Takahashi T, D'Amico D, Chiba I, Buchhagen D L, Minna J D
National Cancer Institute, Navy Medical Oncology Branch, National Cancer Institute, Bethesda, Maryland 20814.
J Clin Invest. 1990 Jul;86(1):363-9. doi: 10.1172/JCI114710.

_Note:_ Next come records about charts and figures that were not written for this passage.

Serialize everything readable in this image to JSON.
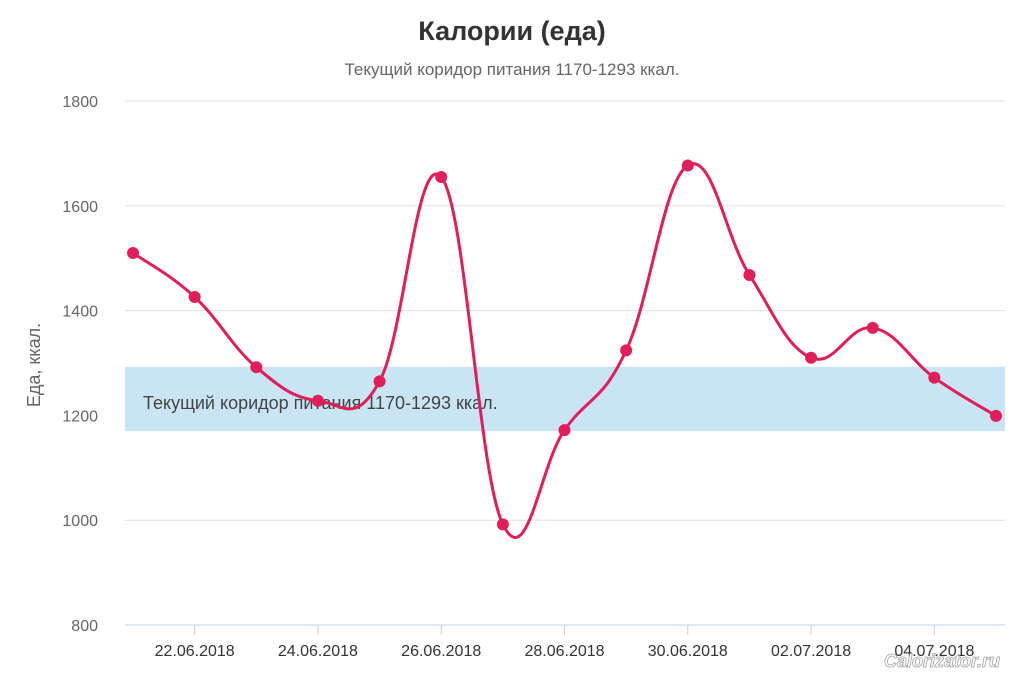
{
  "chart_data": {
    "type": "line",
    "title": "Калории (еда)",
    "subtitle": "Текущий коридор питания 1170-1293 ккал.",
    "ylabel": "Еда, ккал.",
    "xlabel": "",
    "ylim": [
      800,
      1800
    ],
    "yticks": [
      "800",
      "1000",
      "1200",
      "1400",
      "1600",
      "1800"
    ],
    "x": [
      "21.06.2018",
      "22.06.2018",
      "23.06.2018",
      "24.06.2018",
      "25.06.2018",
      "26.06.2018",
      "27.06.2018",
      "28.06.2018",
      "29.06.2018",
      "30.06.2018",
      "01.07.2018",
      "02.07.2018",
      "03.07.2018",
      "04.07.2018",
      "05.07.2018"
    ],
    "xtick_labels": [
      "22.06.2018",
      "24.06.2018",
      "26.06.2018",
      "28.06.2018",
      "30.06.2018",
      "02.07.2018",
      "04.07.2018"
    ],
    "series": [
      {
        "values": [
          1510,
          1426,
          1292,
          1228,
          1265,
          1655,
          992,
          1172,
          1324,
          1677,
          1468,
          1310,
          1367,
          1272,
          1199
        ]
      }
    ],
    "band": {
      "from": 1170,
      "to": 1293,
      "label": "Текущий коридор питания 1170-1293 ккал."
    },
    "grid": true,
    "legend": "none",
    "colors": {
      "line": "#e01e5a",
      "band": "#c9e5f3",
      "grid": "#e0e0e0",
      "axis": "#c0d0e0"
    }
  },
  "watermark": "Calorizator.ru"
}
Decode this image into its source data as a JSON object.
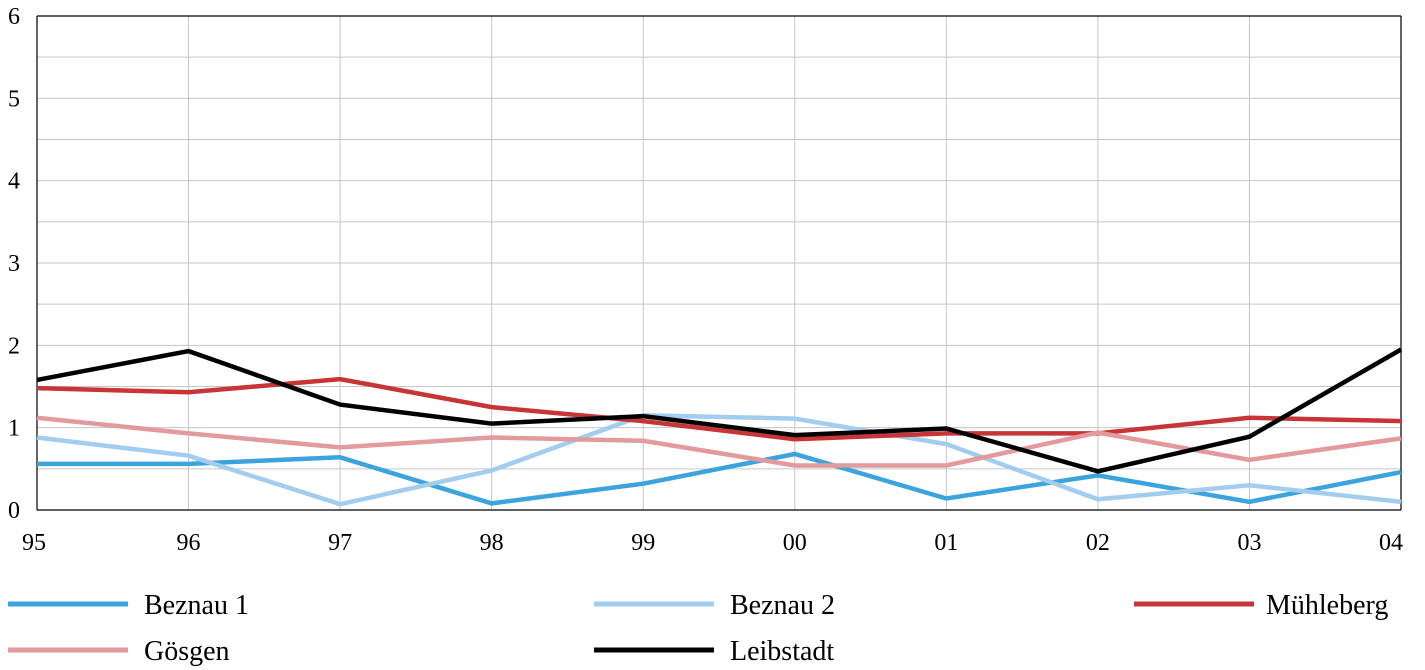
{
  "chart_data": {
    "type": "line",
    "title": "",
    "xlabel": "",
    "ylabel": "",
    "categories": [
      "95",
      "96",
      "97",
      "98",
      "99",
      "00",
      "01",
      "02",
      "03",
      "04"
    ],
    "y_ticks": [
      "0",
      "1",
      "2",
      "3",
      "4",
      "5",
      "6"
    ],
    "ylim": [
      0,
      6
    ],
    "minor_y_step": 0.5,
    "grid": true,
    "legend_position": "bottom",
    "series": [
      {
        "name": "Beznau 1",
        "color": "#3ba3de",
        "values": [
          0.56,
          0.56,
          0.64,
          0.08,
          0.32,
          0.68,
          0.14,
          0.42,
          0.1,
          0.46
        ]
      },
      {
        "name": "Beznau 2",
        "color": "#a3cdee",
        "values": [
          0.88,
          0.66,
          0.07,
          0.48,
          1.15,
          1.11,
          0.8,
          0.13,
          0.3,
          0.1
        ]
      },
      {
        "name": "Mühleberg",
        "color": "#c73536",
        "values": [
          1.48,
          1.43,
          1.59,
          1.25,
          1.08,
          0.86,
          0.93,
          0.93,
          1.12,
          1.08
        ]
      },
      {
        "name": "Gösgen",
        "color": "#e39a9c",
        "values": [
          1.12,
          0.93,
          0.76,
          0.88,
          0.84,
          0.54,
          0.54,
          0.94,
          0.61,
          0.87
        ]
      },
      {
        "name": "Leibstadt",
        "color": "#000000",
        "values": [
          1.58,
          1.93,
          1.28,
          1.05,
          1.14,
          0.91,
          0.99,
          0.47,
          0.89,
          1.95
        ]
      }
    ]
  }
}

The p53 gene initially was thought to be an oncogene, but recent evidence suggests that wild-type p53 can function as a tumor suppressor gene in lung, colon, and breast cancer as well as less common malignancies. This study reports the first identification of intronic point mutations as a mechanism for inactivation of the p53 tumor suppressor gene. Abnormally sized p53 mRNAs found in a small cell and a non-small cell lung cancer cell line were characterized by sequence analysis of cDNA/PCR products, the RNase protection assay and immunoprecipitation. These mRNAs were found to represent aberrant splicing leading to the production of abnormal or no p53 protein. Sequence analysis of genomic DNA revealed that a point mutation at the splice acceptor site in the third intron or the splice donor site in the seventh intron accounts for the abnormal mRNA splicing. In one patient the same intronic point mutation was found in the tumor cell line derived from a bone marrow metastasis and in multiple liver metastases but not in normal DNA, indicating that it occurred as a somatic event before the development of these metastases. These findings further support the role of inactivation of the p53 gene in the pathogenesis of lung cancer and indicate the role of intronic point mutation in this process.
p53基因最初被认为是一种癌基因,但最近的证据表明,野生型p53在肺癌、结肠癌和乳腺癌以及一些罕见的恶性肿瘤中可作为肿瘤抑制基因发挥作用。本研究首次鉴定出内含子点突变是p53肿瘤抑制基因失活的一种机制。通过对cDNA/PCR产物进行序列分析、核糖核酸酶保护试验和免疫沉淀,对在一个小细胞肺癌细胞系和一个非小细胞肺癌细胞系中发现的大小异常的p53 mRNA进行了特征分析。发现这些mRNA代表异常剪接,导致产生异常的或无p53蛋白。基因组DNA序列分析显示,第三个内含子的剪接受体位点或第七个内含子的剪接供体位点的一个点突变导致了mRNA的异常剪接。在一名患者中,在源自骨髓转移灶和多个肝转移灶的肿瘤细胞系中发现了相同的内含子点突变,但在正常DNA中未发现,这表明该突变是在这些转移灶形成之前作为体细胞事件发生的。这些发现进一步支持了p53基因失活在肺癌发病机制中的作用,并表明内含子点突变在这一过程中的作用。